St. Nicholas – His Legend and His Role in the Christmas Celebration and Other Popular Customs (By George H. McKnight, 1917) – Chapter 11

CHAPTER XI
CONCLUSION

And when it pleased our Lord to have him depart out of this world, he prayed our Lord that he would send him his angels, and inclining his head, he saw the angels come to him, whereby he knew well that he should depart, and began this holy psalm: In te domine speravi, unto in manus tuas, and so saying: “Lord into thine hands I commend my spirit,” he rendered up his soul and died, the year of our Lord three hundred and forty-three, with great melody sung of the celestial company.

This is the Golden Legend account of the end of the earthly life of the kindly bishop-saint. His body was placed in a tomb of marble, and in the year 1087 was discovered by Italian merchants and borne by them to the city of Bari in Italy. There his tomb is a famous center for pilgrimages. On his festival day, many thousands bearing staves bound with olive and pine honor his memory. It is said that when his tomb at Myra was opened, the body was found swimming in oil, and that to this day there continues to issue from his body a holy oil “which is much available to the health and sicknesses of many men.”

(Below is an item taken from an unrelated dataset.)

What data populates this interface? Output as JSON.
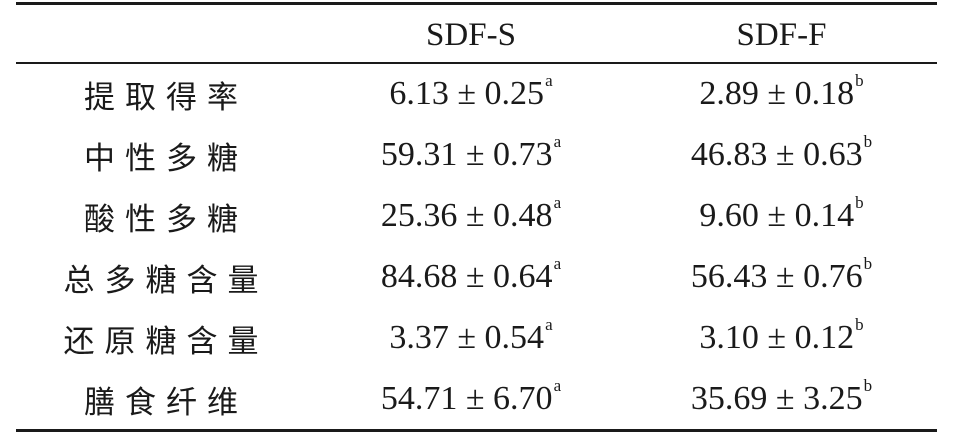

St. Nicholas, the guardian of so many things, also keeps guard over his own remains. Wace relates the story of a man carrying off a supposed tooth of the holy saint. In the night St. Nicholas appeared and admonished the thief, and in the morning the tooth was gone.

St. Nicholas was mortal. But his deeds are immortal. His beneficent acts have flowered in legendary story and have found fruition in universal popular customs animated by the same spirit of kindness that pervaded the whole life of the saint. Probably the life history of no other person, save that of the Founder of Christianity himself, has been so intimately woven about human custom and human life as that of St. Nicholas. In certain parts of Siberia he is worshiped as a god. Even in our own country, although we are supposed to have outgrown idolatry, representations of Santa Claus about Christmas time, in shop windows and on street corners, are objects of worship little short of idolatry. To Santa Claus also at Christmas time are addressed the most sincere, even if not the most unselfish, supplications.

We may well conclude our present consideration of St. Nicholas and his works with an invocation to him, using the words composed by the recluse Godric, back in the twelfth century, which form one of the very earliest of English lyrics:

Sainte Nicholaes, godes druth,Tymbre us faire scone hus—At thi burth, at thi bare—Sainte Nicholaes, bring us wel thare.